At this point, glimmers of sonic hope remain. NDR has found 21 recorded shows in its archive — out of hundreds — and are now in the process of listening back to them and hunting down playlists. Meanwhile, in Hamburg, Holger Roloff, currently the owner of the Amöbenklang label, taped hours and hours of music from NDR music shows that showcased rock from the West. He’s pretty sure his cassettes include some of Baskerville’s shows, but has no idea if the mystery song is on any of them. Nonetheless, Roloff has began the slow, laborious process of listening back to all his cassettes, most of which aren’t dated and simply have handwritten notations like “Deutsch New Wave” or “New Power Musik.” “This needs a lot of time,” he admits. “It will presumably last several years.”

Exactly why so many people are investing so much time and energy into this search baffles someone like Baskerville. “I don’t want to sound like a traitor to the cause, but I don’t know what all the fuss is about,” the DJ says. “If I thought it was the best thing since sliced bread, I probably would be more interested, but I don’t think it’s a particular interesting song.” For his part, “Mkll” insists it’s about acknowlegement, that “the people behind the song get proper credits for their work.” A mysterious poster claimed credit for the song and put it on Spotify, but others determined he wasn’t even born when it was released.

But at a time when any tidbit about anything can be called up online in a matter of seconds, the song that may be “Like the Wind” is a source of fascination and wonder for thousands of people dedicated to finding the people who created it. “I think the fact that I’m so interested in this isn’t even because of the song itself — it’s understanding why this song is so mysterious and why nobody can find anything about it,” Vieira admits. “It’s simply surreal.” In other words, as Zúñiga puts it, “Apart from the song itself being so catchy, it’s exactly the fact that people cannot locate it in four seconds that makes it interesting.”

Should this who-sung-it be solved, some involved are already wondering about the harsh realities that could result. Would the singer and/or musicians involved (assuming they’re alive) be dragged out of obscurity and thrust in the limelight — only for fans of the song to realize they’re retired, out of practice and only had one decent song? What if the song was actually released on a small label in the Eighties?
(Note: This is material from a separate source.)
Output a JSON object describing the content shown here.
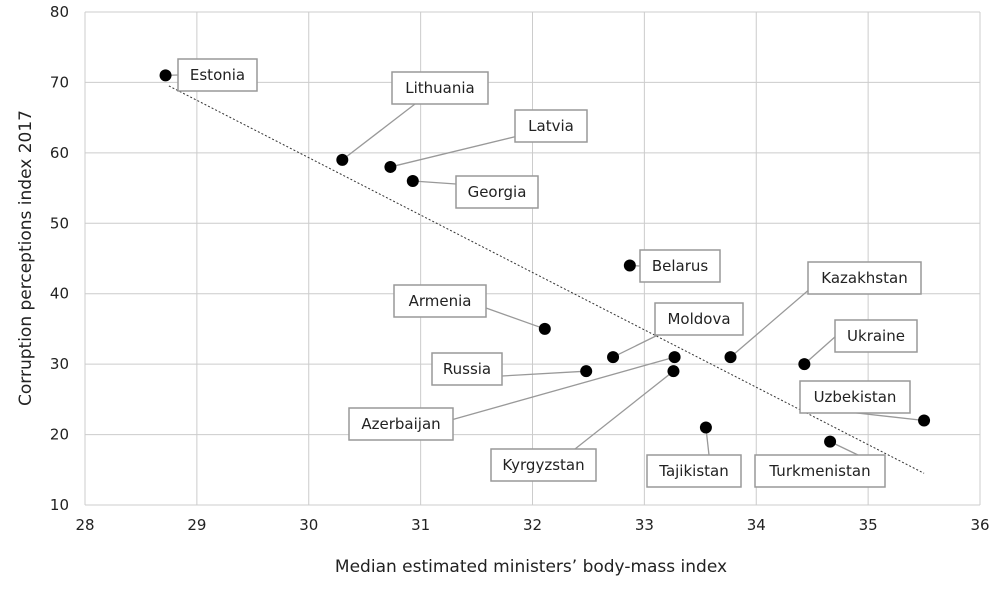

Would it then become an overpriced collector’s item out of reach of anyone who’d want to own it? “How many hundreds of people will have more money to spend than me and will ban me from purchasing an original?” Zúñiga asks. “Would that be fair?” What if everyone involved in the search simply moves on to something else once they know?

For his part, Vieira says he’ll be “very glad” if the song is identified, especially after so many fakes have infiltrated the chat rooms. In late August, one of the searchers reached out to Rolling Stone. “If we get a writer interested … would make a great article and boom maybe someone identifies it,” one of them posted in Discord. As of this moment, the search continues. But maybe it would be better if it remained unknown — if no one exposed the synth-man behind the curtain. In data-heavy 2019, perhaps the biggest contribution the makers of “Like the Wind” — or whatever it’s called — could make would be ensuring that something in the world remains a mystery.